On Wednesday in the Tokyo Dome, Hernandez will make his fifth opening-day start for Seattle, and in the first four has gone 3-0 with a 1.67 earned run average and 27 strikeouts in 312/3 innings.
Each of those starts has come with an ever-changing roster around him. The same will be true of the 2012 team. Three members of the rotation he leads weren’t with Seattle to open 2011.
Felix is the foundation upon which the franchise stands, a man who will turn 26 on April 8, owns an 85-67 career record, has been a two-time All-Star.
And without question, he has been and remains the Mariners’ ace.
That means more than starting on opening day. It means devouring innings when the game is getting away, so the bullpen is fresher for the pitchers behind you in the rotation.
“Felix expects to finish every start. He loves pitching, he loves competing,” pitching coach Carl Willis said. “No matter what the situation, he wants one more inning, one more batter, one more pitch.
“He’s like most of us were in Little League, except this is the big leagues. He can dominate here like some of us did in Little League.”
In each of the past four seasons, Hernandez has pitched more than 200 innings, including 2492/3 innings in 2010.

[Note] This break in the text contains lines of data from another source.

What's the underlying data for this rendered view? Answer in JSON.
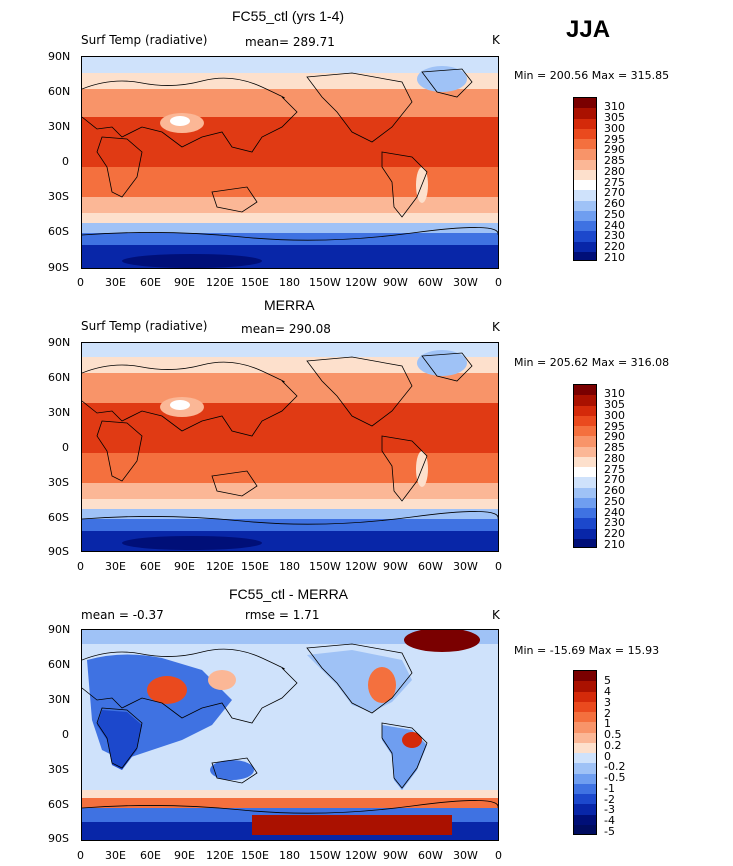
{
  "season": "JJA",
  "panels": [
    {
      "title": "FC55_ctl (yrs 1-4)",
      "left_label": "Surf Temp (radiative)",
      "center_label": "mean= 289.71",
      "units": "K",
      "minmax": "Min = 200.56 Max = 315.85"
    },
    {
      "title": "MERRA",
      "left_label": "Surf Temp (radiative)",
      "center_label": "mean= 290.08",
      "units": "K",
      "minmax": "Min = 205.62 Max = 316.08"
    },
    {
      "title": "FC55_ctl - MERRA",
      "left_label": "mean =   -0.37",
      "center_label": "rmse =    1.71",
      "units": "K",
      "minmax": "Min = -15.69 Max =  15.93"
    }
  ],
  "lat_ticks": [
    "90N",
    "60N",
    "30N",
    "0",
    "30S",
    "60S",
    "90S"
  ],
  "lon_ticks": [
    "0",
    "30E",
    "60E",
    "90E",
    "120E",
    "150E",
    "180",
    "150W",
    "120W",
    "90W",
    "60W",
    "30W",
    "0"
  ],
  "temp_colorbar": {
    "labels": [
      "310",
      "305",
      "300",
      "295",
      "290",
      "285",
      "280",
      "275",
      "270",
      "260",
      "250",
      "240",
      "230",
      "220",
      "210"
    ],
    "colors": [
      "#7a0000",
      "#aa1100",
      "#d42a0a",
      "#ea4a1e",
      "#f4703e",
      "#f89469",
      "#fbb796",
      "#fde0cc",
      "#ffffff",
      "#cfe2fb",
      "#9fc2f6",
      "#6f9ef0",
      "#3f72e2",
      "#1c48cc",
      "#0826a8",
      "#000f78"
    ]
  },
  "diff_colorbar": {
    "labels": [
      "5",
      "4",
      "3",
      "2",
      "1",
      "0.5",
      "0.2",
      "0",
      "-0.2",
      "-0.5",
      "-1",
      "-2",
      "-3",
      "-4",
      "-5"
    ],
    "colors": [
      "#7a0000",
      "#aa1100",
      "#d42a0a",
      "#ea4a1e",
      "#f4703e",
      "#f89469",
      "#fbb796",
      "#fde0cc",
      "#cfe2fb",
      "#9fc2f6",
      "#6f9ef0",
      "#3f72e2",
      "#1c48cc",
      "#0826a8",
      "#000f78",
      "#000c60"
    ]
  }
}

Last season, when the team finished 67-95, Felix was 14-14 with a 3.47 ERA in 2332/3 innings. He wasn’t pleased with himself.
“I wasn’t as consistent as I wanted to be,” he said.
His response? He lost weight and gained muscle, came to camp prepared, he said, for a much better season.
“I wanted to look good,” he said, flexing his biceps.
Manager Eric Wedge remembers watching Hernandez from the Indians’ dugout when he managed Cleveland, then getting to know him last season.
“You always saw the stuff,” Wedge said. “You knew what kind of day you were in for against him. But what I’ve seen up close is how special he is. Felix wants to win, and he’s willing to work every day toward that goal.
“He’s tough. He hates coming out of games. He loves his teammates, defends them. He’s not just a leader with the pitching staff, he’s one of the leaders of the team.”
That doesn’t mean he’s always mature. In baseball, hardly anyone always is.
In the final days before the team traveled to Japan, Hernandez came across a miniature megaphone – a toy – and immediately seized it. Then, from various part of the clubhouse, hidden from catcher Miguel Olivo’s view, Felix Hernandez began a bizarre little chant.
“Oooooo-leee-vooo,” he would say through the megaphone.
High humor it may not been. It broke up the clubhouse, though, and Willis smiled.
“He’s still a kid,” Willis said of his ace. “In the best sense of the word.”
Early on in his major league career, it was the young pitcher’s emotions – and his inability to command them – that were viewed as one of his few weak spots.
If he allowed a home run in a close game, Felix might stomp around the mound and make another mistake or two before calming himself down.
“I still feel the emotions, I just control them now,” Hernandez said.
“Felix is an instinctive pitcher. He reads swings and makes adjustments to them,” Willis said. Felix knows how to pitch. He doesn’t want a lot of information about hitters – he wants them to adjust to him, he doesn’t want to adjust to them.”
Felix’s next start will be the 206th of his major league career. In 59 of those, he’s allowed one run or none while pitching seven innings or more. It is the kind of number that might fascinate him, if he knew it.
He is a husband, a father and an ace, and loves each role. Asked how long it seems he’s been in the big leagues, Hernandez laughed.
“It seems like a long, long time,” he said.